Tuesday 21 October 2014

Farewell, noble Sarah, the bravest person I ever met

Published 26/11/2008 | 00:00

Let's get right to the point. Sarah Lawson was English, as English as English as English could be. She was actually the Right Honourable Sarah Lawson, of Jewish extraction, many generations ago. But prosperous Jewry in time became English aristocracy.

She was highborn, and knew it: not in a snobbish way, but in her habits of effortless confidence. She once told me that whenever she walked into a room, she could spot her fellow Hons, as they could her. No word was needed: merely the secret and nameless runes of the tribe sufficed.

This caste has not had a good press in Ireland, or indeed, in modern England, not least because it is silent upon its virtues. Laconic self-depreciation is a readier hallmark of its outward image than articulate pride. It does not speak well of itself, or its virtues: and indeed, for one to do so would disqualify oneself from membership.

These are people who do not boast, who learn emotional reticence from an early age, and for whom the stiff upper lip is no mere caricature but a badge of discreet honour. Steady in adversity; fight to the last round, and most of all, die with your face to the enemy.

Sarah was more than highborn. She was ambitious and clever too. She married Michael Grade, the television executive, and son of Lew Grade, the impresario. They went off to Hollywood, where her acute legal mind helped her carve a successful career for herself.

But Michael's own career brought them back to London, where in time they went their separate ways, though remaining friends. One of the people she befriended in London was my old friend Jeananne Crowley, through whom she was to meet her next husband, the brilliant Irish businessman David Meagher. They married in the summer of 1994, and their wedding party, over a glorious summer's weekend in Wicklow, remains eternally unforgettable. Shortly afterwards, they bought Ardbraccan, outside Navan, the former home of the Bishop of Meath.

Their magnificent restoration of that great Palladian house was one of the architectural triumphs of recent decades, involving artistic integrity and capital in equally vast amounts. Meanwhile, she had two children, Jamie and Lucy; and she bought a modest dwelling in Ranelagh, as a town-house. And all was well.

Seven years ago last month, Jeananne phoned me to say that Sarah had cancer: initially in the breast, but secondaries had spread elsewhere. Her children were still babies. Not merely did her maternal instinct command her to live; so too did the obligations of class and breeding.

Thus began the most heroic fight against death that I have ever witnessed. Those with cancer live in a different world from the rest of us; occasionally, I escorted her into that world, when taking her to chemotherapy sessions, after which she might be too weak to drive home.
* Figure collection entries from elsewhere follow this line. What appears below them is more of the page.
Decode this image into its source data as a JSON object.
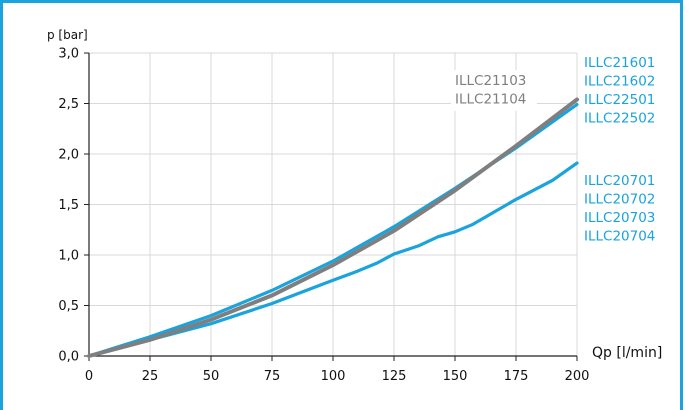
{
  "chart_data": {
    "type": "line",
    "ylabel": "p [bar]",
    "xlabel": "Qp [l/min]",
    "xlim": [
      0,
      200
    ],
    "ylim": [
      0,
      3.0
    ],
    "x_ticks": [
      "0",
      "25",
      "50",
      "75",
      "100",
      "125",
      "150",
      "175",
      "200"
    ],
    "y_ticks": [
      "0,0",
      "0,5",
      "1,0",
      "1,5",
      "2,0",
      "2,5",
      "3,0"
    ],
    "grid": true,
    "colors": {
      "gray": "#7f7f7f",
      "blue": "#1aa3dc",
      "frame": "#1aa3dc"
    },
    "series": [
      {
        "color": "gray",
        "labels": [
          "ILLC21103",
          "ILLC21104"
        ],
        "points": [
          [
            0,
            0
          ],
          [
            25,
            0.16
          ],
          [
            50,
            0.36
          ],
          [
            75,
            0.6
          ],
          [
            100,
            0.9
          ],
          [
            125,
            1.24
          ],
          [
            150,
            1.64
          ],
          [
            175,
            2.08
          ],
          [
            200,
            2.54
          ]
        ]
      },
      {
        "color": "blue",
        "labels": [
          "ILLC21601",
          "ILLC21602",
          "ILLC22501",
          "ILLC22502"
        ],
        "points": [
          [
            0,
            0
          ],
          [
            25,
            0.19
          ],
          [
            50,
            0.4
          ],
          [
            75,
            0.65
          ],
          [
            100,
            0.94
          ],
          [
            125,
            1.28
          ],
          [
            150,
            1.66
          ],
          [
            175,
            2.06
          ],
          [
            200,
            2.49
          ]
        ]
      },
      {
        "color": "blue",
        "labels": [
          "ILLC20701",
          "ILLC20702",
          "ILLC20703",
          "ILLC20704"
        ],
        "points": [
          [
            0,
            0
          ],
          [
            25,
            0.16
          ],
          [
            50,
            0.32
          ],
          [
            75,
            0.52
          ],
          [
            100,
            0.75
          ],
          [
            110,
            0.84
          ],
          [
            118,
            0.92
          ],
          [
            125,
            1.01
          ],
          [
            135,
            1.09
          ],
          [
            143,
            1.18
          ],
          [
            150,
            1.23
          ],
          [
            157,
            1.3
          ],
          [
            175,
            1.55
          ],
          [
            190,
            1.74
          ],
          [
            200,
            1.91
          ]
        ]
      }
    ]
  }
}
In the oncology units of our hospitals lies the valley of death: there sit the gaunt, the hairless, the terrified: young and old, children and parents, some doomed, but most not, and no-one quite knowing what card they had drawn in this abominable lottery.

One sees sights there to haunt a million dreams; the bald and weeping teenage girl, hand in hand with her young husband, tears trickling down his almost beardless cheeks, silent in their Gethsemane of grief.

This was her portion, year in and year out: witnessing those doomed to go before her, yet all valiantly fighting against the onward march of their inner nemesis. She never spoke of these sights, nor of the fear that must have racked her mind as, gaunt and bald, she returned from her chemo sessions, planning the next stage of her war of survival.

For her duty was to live and breathe for Jamie and Lucy, that they might know a mother's kiss before they slept, and might wake to a home made warm by a mother's love. This drove her implacably onwards, through all those years to come.

Meanwhile, equally implacably, cancer continued to spread throughout her body, and she had many close encounters with death, to which others would surely have succumbed.

Last year, I visited her in St James's, and said an unspoken farewell to a tiny cadaver, curled up in her bed like a withered, evicted fledgling; she was surely breathing her last. A week later, she was striding about the place, planning her next project, a house in Cornwall.

We regularly had lunch at her favourite restaurant, Mint, round the corner from her home. She was often worn and haggard, but never woebegone, as she calmly laid out the options before, which were endlessly replenished with fresh ones. For she had become a self-educated cancer expert, for whom the internet was a vast pool of oncological lore, which she trawled with the discerning seine of a truly remarkable mind: for her intellect matched her intrepid heart.

But the battle was always unequal, David's stalwart support could not change that. Cancer slowly but surely took command of her body. Two weeks ago, her ammunition pouch finally empty, the bravest person I have ever met passed on, her face to the enemy, to the very last.